IOOS Biological Data Services Enrollment Procedures

This document describes the data enrollment procedures proposed by IOOS Data Management and Communication (DMAC) to support sharing and integration of aquatic biological data (i.e. IOOS core variables: fish species, fish abundance, zooplankton species, zooplankton abundance, phytoplankton species). However these data services are applicable to any aquatic taxa that have presence, absence and abundance information.

The document has the following major sections:

  • IOOS Basic Principle
    Describes the IOOS data principle for sharing ocean observing data.
  • IOOS Biological Data Flow
    Describes the biological data flow from IOOS Data providers through IOOS Regional Association to US IOOS DMAC system.
  • Enrollment Procedures
    Defines the types of enrollment procedures and the steps of enrolling a data provider.

 
 

INTRODUCTION

“This IOOS Biological data solutions and linking to users applications will allow people to do research that simply could not be done before due to access and format challenges. It will save weeks to months of time acquiring, reformatting, understanding the collection techniques and conducting the analyses”

Mitch Roffer (ROFFS TM Inc.)

“The obtainable consistency of the biological data due to standards, as well as the richness and standard approach to detailed circumstances of observation, are what enable IOOS Biological Data for applications”

Philip Goldstein (OBIS-USA)

BASIC PRINCIPLE

IOOS was established with the core principle that observation data should be made freely available to all. This has implications:

  1. Data providers must be made aware that their data will be offered freely through IOOS.
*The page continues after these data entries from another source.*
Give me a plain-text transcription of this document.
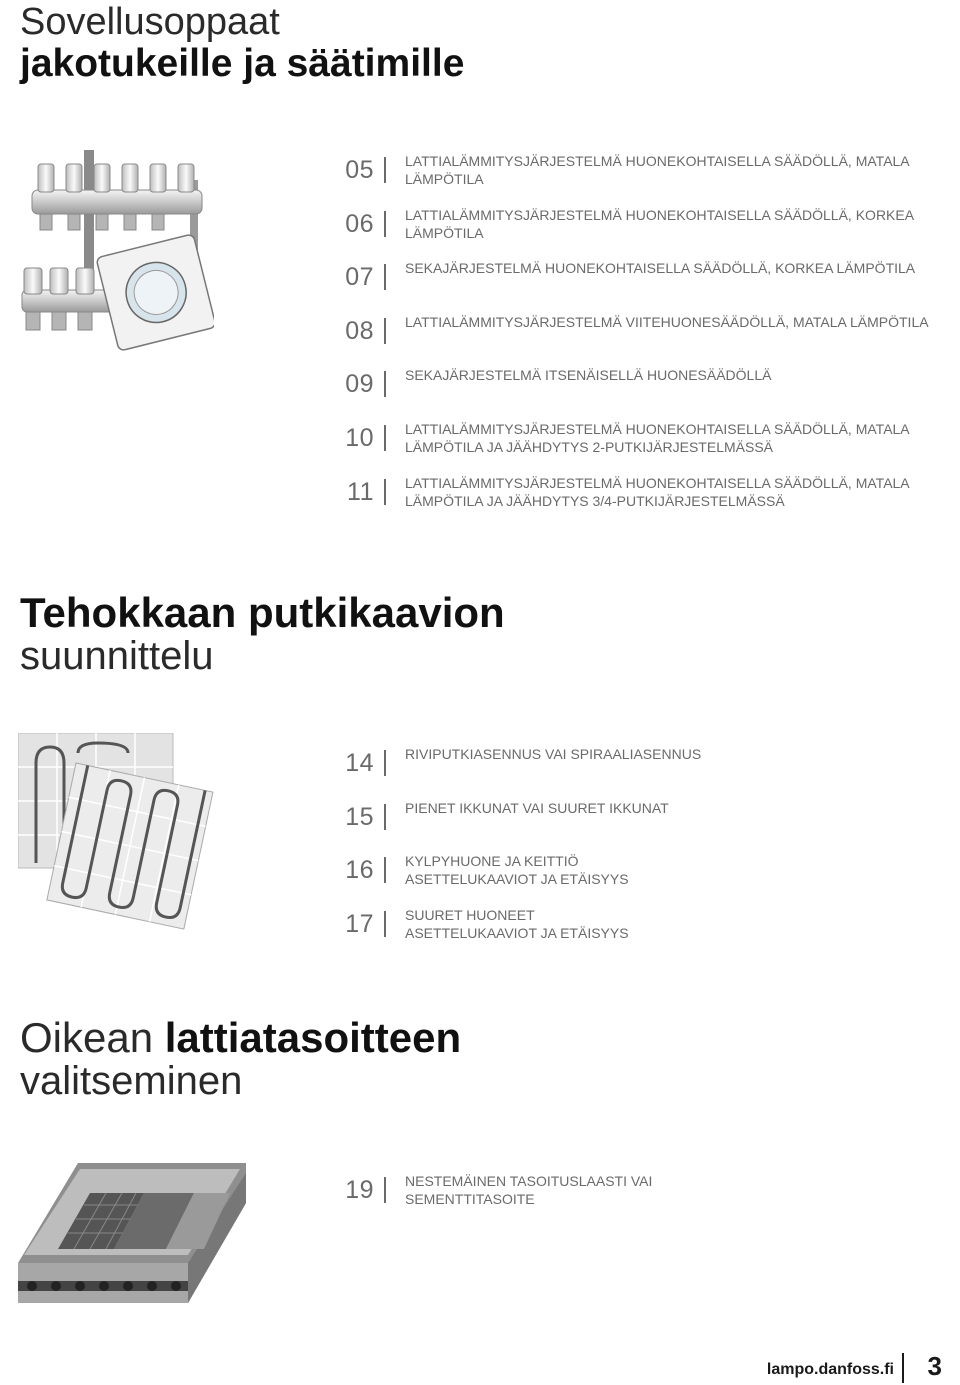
Sovellusoppaat
jakotukeille ja säätimille
05 LATTIALÄMMITYSJÄRJESTELMÄ HUONEKOHTAISELLA SÄÄDÖLLÄ, MATALA
LÄMPÖTILA
06 LATTIALÄMMITYSJÄRJESTELMÄ HUONEKOHTAISELLA SÄÄDÖLLÄ, KORKEA
LÄMPÖTILA
07 SEKAJÄRJESTELMÄ HUONEKOHTAISELLA SÄÄDÖLLÄ, KORKEA LÄMPÖTILA
08 LATTIALÄMMITYSJÄRJESTELMÄ VIITEHUONESÄÄDÖLLÄ, MATALA LÄMPÖTILA
09 SEKAJÄRJESTELMÄ ITSENÄISELLÄ HUONESÄÄDÖLLÄ
10 LATTIALÄMMITYSJÄRJESTELMÄ HUONEKOHTAISELLA SÄÄDÖLLÄ, MATALA
LÄMPÖTILA JA JÄÄHDYTYS 2-PUTKIJÄRJESTELMÄSSÄ
11 LATTIALÄMMITYSJÄRJESTELMÄ HUONEKOHTAISELLA SÄÄDÖLLÄ, MATALA
LÄMPÖTILA JA JÄÄHDYTYS 3/4-PUTKIJÄRJESTELMÄSSÄ
Tehokkaan putkikaavion
suunnittelu
14 RIVIPUTKIASENNUS VAI SPIRAALIASENNUS
15 PIENET IKKUNAT VAI SUURET IKKUNAT
16 KYLPYHUONE JA KEITTIÖ
ASETTELUKAAVIOT JA ETÄISYYS
17 SUURET HUONEET
ASETTELUKAAVIOT JA ETÄISYYS
Oikean lattiatasoitteen
valitseminen
19 NESTEMÄINEN TASOITUSLAASTI VAI
SEMENTTITASOITE
lampo.danfoss.fi	3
  2. Data providers will be responsible for restricting access to any data which may be too sensitive for general release (e.g. location data for endangered species). Providers are free to manage such control in any way that makes sense in their context.

IOOS BIOLOGICAL DATA FLOW

Data flow is represented in Figure 1. IOOS Regional Associations (RA) can enroll biological data providers (i.e. IOOS Biological Core variables: fish species, fish abundance, zooplankton species, zooplankton abundance and phytoplankton species) following the IOOS enrollment procedures outlined and register their web services to the IOOS Registry. For broader dissemination, the IOOS registry will then connect the data to other data portals such as Data.gov, OBIS, NMFS InPort, etc., and national Archiving Center (NOAA’s National Centers for Environmental Information (NCEI), formerly the National Oceanographic Data Center (NODC)), and make the data accessible to data users.

 

IOOS Biological data flow Figure 1. IOOS Biological data flow: from data providers through RAs to IOOS Registry/Catalog/Viewer
(i.e. US IOOS Portal) and other National portals (e.g. OBIS-USA, Data.gov, NMFS InPORT) and archiving center (NCEI).

 

Data providers can provide their biological data to RAs through accepted RAs webservice, database connection or data extract. RAs will then enroll the data using IOOS Biological Data Services (IOOS BDS) enrollment procedures (see below) and register the data to US IOOS service registry. The data users (e.g. scientists, managers) can access the data from US IOOS portal, RA portals or from other national portal and archiving center (NCEI) in a standard form.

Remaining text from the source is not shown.